Two local church organists have been recognised in the Queen’s Birthday Honours.
Robert Yarr, 78, was awarded the British Empire Medal (BEM) for services to music in Ballinderry Parish Church, and Rosemary Steele, organist in Magheragall and Stoneyford parishes, received a BEM for services to community relations.
Robert, a retired jewellery agent, has been organist in Ballinderry for an incredible 60 years this month.
He said he was very excited about the honour from Her Majesty.
“It is lovely to be acknowledged and nice that church organists are being recognised,” Robert added.
Rosemary started playing the organ at St Peter’s, Ballymacward (The Rock Chapel), when she was just 16. Outside of the pandemic, Sunday is a busy day for Rosemary, as she plays at St Peter’s at 10am, St John’s, Stoneyford, at 11.30am and in more recent years, Magheragall at 6.30pm.

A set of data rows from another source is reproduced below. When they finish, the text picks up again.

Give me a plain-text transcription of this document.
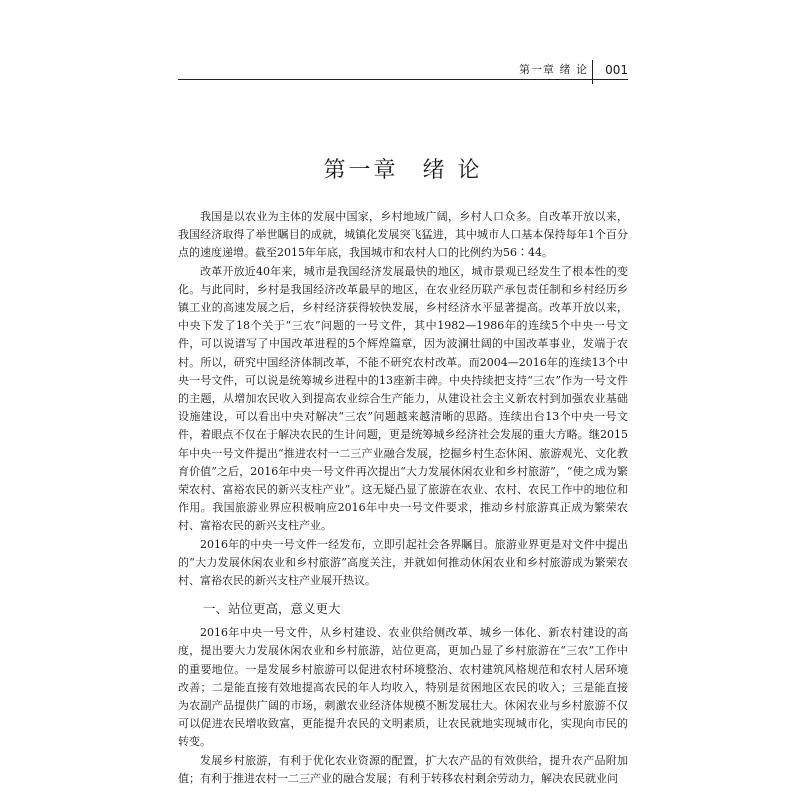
第一章 绪 论 001
第一章 绪 论

我国是以农业为主体的发展中国家，乡村地域广阔，乡村人口众多。自改革开放以来，我国经济取得了举世瞩目的成就，城镇化发展突飞猛进，其中城市人口基本保持每年1个百分点的速度递增。截至2015年年底，我国城市和农村人口的比例约为56∶44。

改革开放近40年来，城市是我国经济发展最快的地区，城市景观已经发生了根本性的变化。与此同时，乡村是我国经济改革最早的地区，在农业经历联产承包责任制和乡村经历乡镇工业的高速发展之后，乡村经济获得较快发展，乡村经济水平显著提高。改革开放以来，中央下发了18个关于“三农”问题的一号文件，其中1982—1986年的连续5个中央一号文件，可以说谱写了中国改革进程的5个辉煌篇章，因为波澜壮阔的中国改革事业，发端于农村。所以，研究中国经济体制改革，不能不研究农村改革。而2004—2016年的连续13个中央一号文件，可以说是统筹城乡进程中的13座新丰碑。中央持续把支持“三农”作为一号文件的主题，从增加农民收入到提高农业综合生产能力，从建设社会主义新农村到加强农业基础设施建设，可以看出中央对解决“三农”问题越来越清晰的思路。连续出台13个中央一号文件，着眼点不仅在于解决农民的生计问题，更是统筹城乡经济社会发展的重大方略。继2015年中央一号文件提出“推进农村一二三产业融合发展，挖掘乡村生态休闲、旅游观光、文化教育价值”之后，2016年中央一号文件再次提出“大力发展休闲农业和乡村旅游”，“使之成为繁荣农村、富裕农民的新兴支柱产业”。这无疑凸显了旅游在农业、农村、农民工作中的地位和作用。我国旅游业界应积极响应2016年中央一号文件要求，推动乡村旅游真正成为繁荣农村、富裕农民的新兴支柱产业。

2016年的中央一号文件一经发布，立即引起社会各界瞩目。旅游业界更是对文件中提出的“大力发展休闲农业和乡村旅游”高度关注，并就如何推动休闲农业和乡村旅游成为繁荣农村、富裕农民的新兴支柱产业展开热议。

一、站位更高，意义更大

2016年中央一号文件，从乡村建设、农业供给侧改革、城乡一体化、新农村建设的高度，提出要大力发展休闲农业和乡村旅游，站位更高，更加凸显了乡村旅游在“三农”工作中的重要地位。一是发展乡村旅游可以促进农村环境整治、农村建筑风格规范和农村人居环境改善；二是能直接有效地提高农民的年人均收入，特别是贫困地区农民的收入；三是能直接为农副产品提供广阔的市场，刺激农业经济体规模不断发展壮大。休闲农业与乡村旅游不仅可以促进农民增收致富，更能提升农民的文明素质，让农民就地实现城市化，实现向市民的转变。

发展乡村旅游，有利于优化农业资源的配置，扩大农产品的有效供给，提升农产品附加值；有利于推进农村一二三产业的融合发展；有利于转移农村剩余劳动力，解决农民就业问
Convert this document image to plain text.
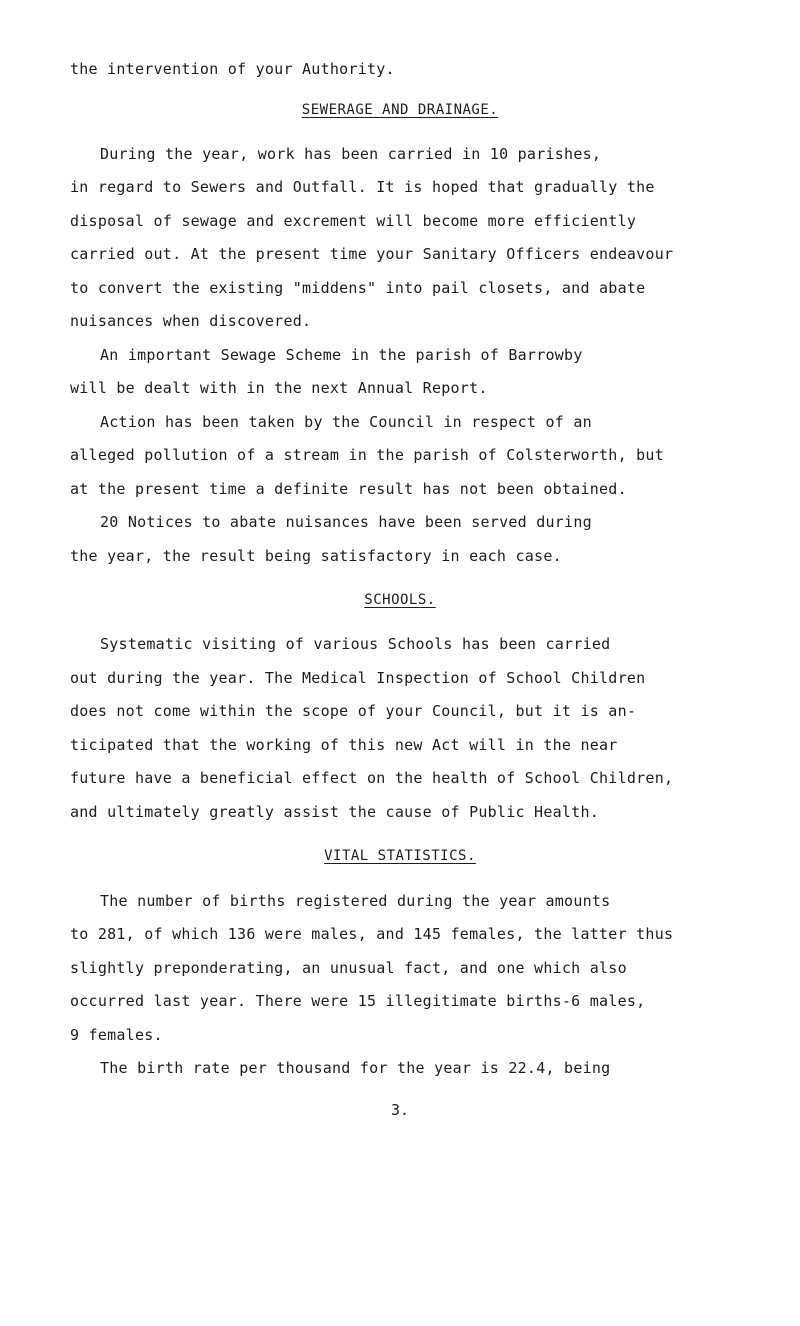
the intervention of your Authority.
SEWERAGE AND DRAINAGE.
During the year, work has been carried in 10 parishes,
in regard to Sewers and Outfall. It is hoped that gradually the
disposal of sewage and excrement will become more efficiently
carried out. At the present time your Sanitary Officers endeavour
to convert the existing "middens" into pail closets, and abate
nuisances when discovered.
An important Sewage Scheme in the parish of Barrowby
will be dealt with in the next Annual Report.
Action has been taken by the Council in respect of an
alleged pollution of a stream in the parish of Colsterworth, but
at the present time a definite result has not been obtained.
20 Notices to abate nuisances have been served during
the year, the result being satisfactory in each case.
SCHOOLS.
Systematic visiting of various Schools has been carried
out during the year. The Medical Inspection of School Children
does not come within the scope of your Council, but it is an-
ticipated that the working of this new Act will in the near
future have a beneficial effect on the health of School Children,
and ultimately greatly assist the cause of Public Health.
VITAL STATISTICS.
The number of births registered during the year amounts
to 281, of which 136 were males, and 145 females, the latter thus
slightly preponderating, an unusual fact, and one which also
occurred last year. There were 15 illegitimate births-6 males,
9 females.
The birth rate per thousand for the year is 22.4, being
3.
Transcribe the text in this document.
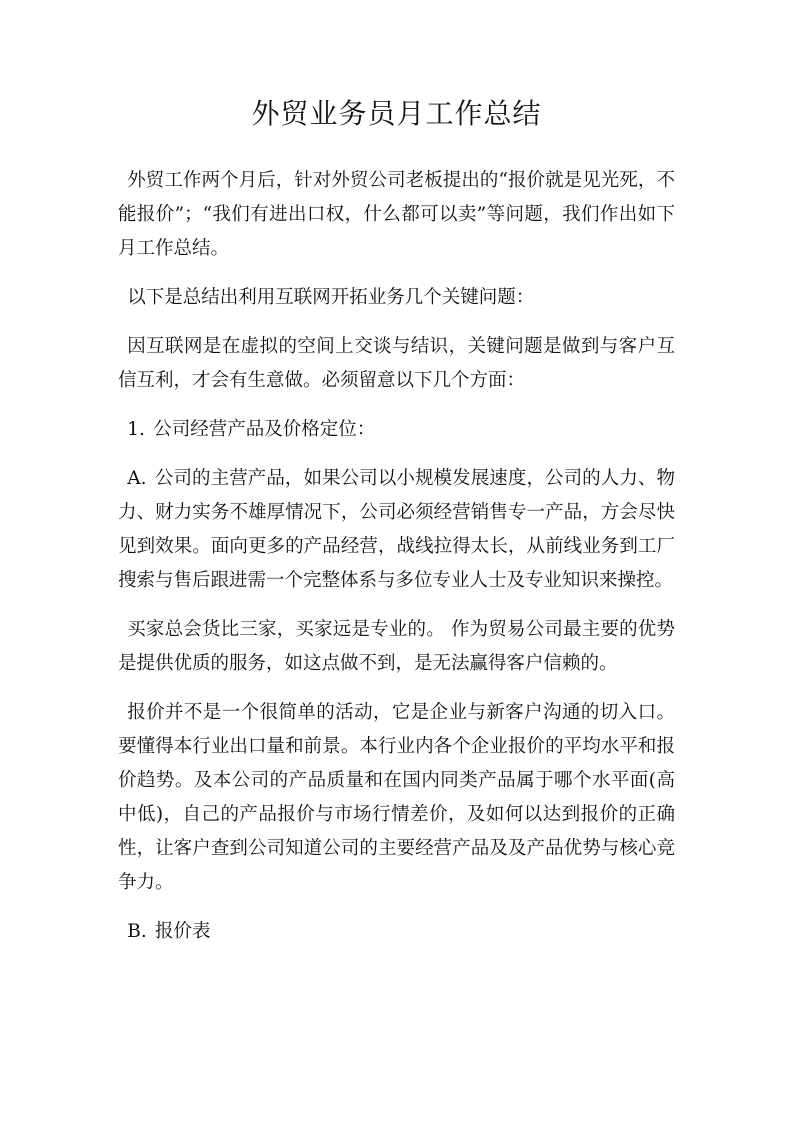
外贸业务员月工作总结

外贸工作两个月后，针对外贸公司老板提出的“报价就是见光死，不能报价”；“我们有进出口权，什么都可以卖”等问题，我们作出如下月工作总结。

以下是总结出利用互联网开拓业务几个关键问题：

因互联网是在虚拟的空间上交谈与结识，关键问题是做到与客户互信互利，才会有生意做。必须留意以下几个方面：

1. 公司经营产品及价格定位：

A. 公司的主营产品，如果公司以小规模发展速度，公司的人力、物力、财力实务不雄厚情况下，公司必须经营销售专一产品，方会尽快见到效果。面向更多的产品经营，战线拉得太长，从前线业务到工厂搜索与售后跟进需一个完整体系与多位专业人士及专业知识来操控。

买家总会货比三家，买家远是专业的。 作为贸易公司最主要的优势是提供优质的服务，如这点做不到，是无法赢得客户信赖的。

报价并不是一个很简单的活动，它是企业与新客户沟通的切入口。要懂得本行业出口量和前景。本行业内各个企业报价的平均水平和报价趋势。及本公司的产品质量和在国内同类产品属于哪个水平面(高中低)，自己的产品报价与市场行情差价，及如何以达到报价的正确性，让客户查到公司知道公司的主要经营产品及及产品优势与核心竞争力。

B. 报价表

The rector of Magheragall, the Rev Nicholas Dark, said: “Congratulations to Rosemary and I know she is greatly humbled and sees her award in the context of the good community relations which exist in this rural community.”
Drumbo woman Joy Spreadborough is the coordinator for Marie Curie’s Helper Service. Since it began in 2013 Joy has worked tirelessly to help to develop the befriending service, which now has over 100 volunteers across Northern Ireland. However it was during the recent pandemic that her coordination skills really came into their own when the lack of PPE for the Marie Curie nurses meant a mobilisation of the volunteers to get the PPE to the nurses who needed them every day.
When she was contacted about the Birthday Honour she couldn’t quite believe it was real. “I thought it was a scam,” she said. “I looked up the number on the letter and realised it wasn’t a scam at all.
“I was so shocked. There are so many other people who deserve it. I felt a bit guilty. I couldn’t do what I do without our volunteers.”
Dr Afaf Ali, Chair of the Egyptian Society of Northern Ireland, has lived in Lisburn for over 20 years and has been recognised for her services to UK-Egypt relations and to anti-racism in Northern Ireland.
“I was surprised when I got the email about the honuor as I did not know about it,” she said. “I was very happy as I felt that my hard work for 15 years has eventually been recognised at the highest level and it is a very good honour for me to get such recommendation. I got the email in the first day of Eid which is the day Muslims celebrate at the end of fasting the month of Ramadan.
“I’m looking forward to meeting Her Majesty in person and I consider that a very big honor for me and for all the Egyptians living in the UK. “
Road racing legend Ray McCullough, who lives in Dromore, was known as the ‘Dromara Destroyer’ and has been made a Medallist of the Order of the British Empire (BEM) for Services to Motorbike Racing.
Primarily a specialist on 250cc and 350cc machines, he excelled particularly at Dundrod, winning seven races in all.
Mrs Tracey Elliott, Manager, Lisburn Unit, St John Ambulance was awarded a BEM for voluntary service to St John Ambulance and the community in Northern Ireland.
Dunmurry man Daniel Burke, who is a store manager at Iceland Foods was recognised in the Queen’s Birthday Honours, as was world renowned consultant Prof Roy Spence, who lives in Hillsborough. Maureen Adair, from Dromore, was also recognised for her services to Girl Guiding in Northern Ireland.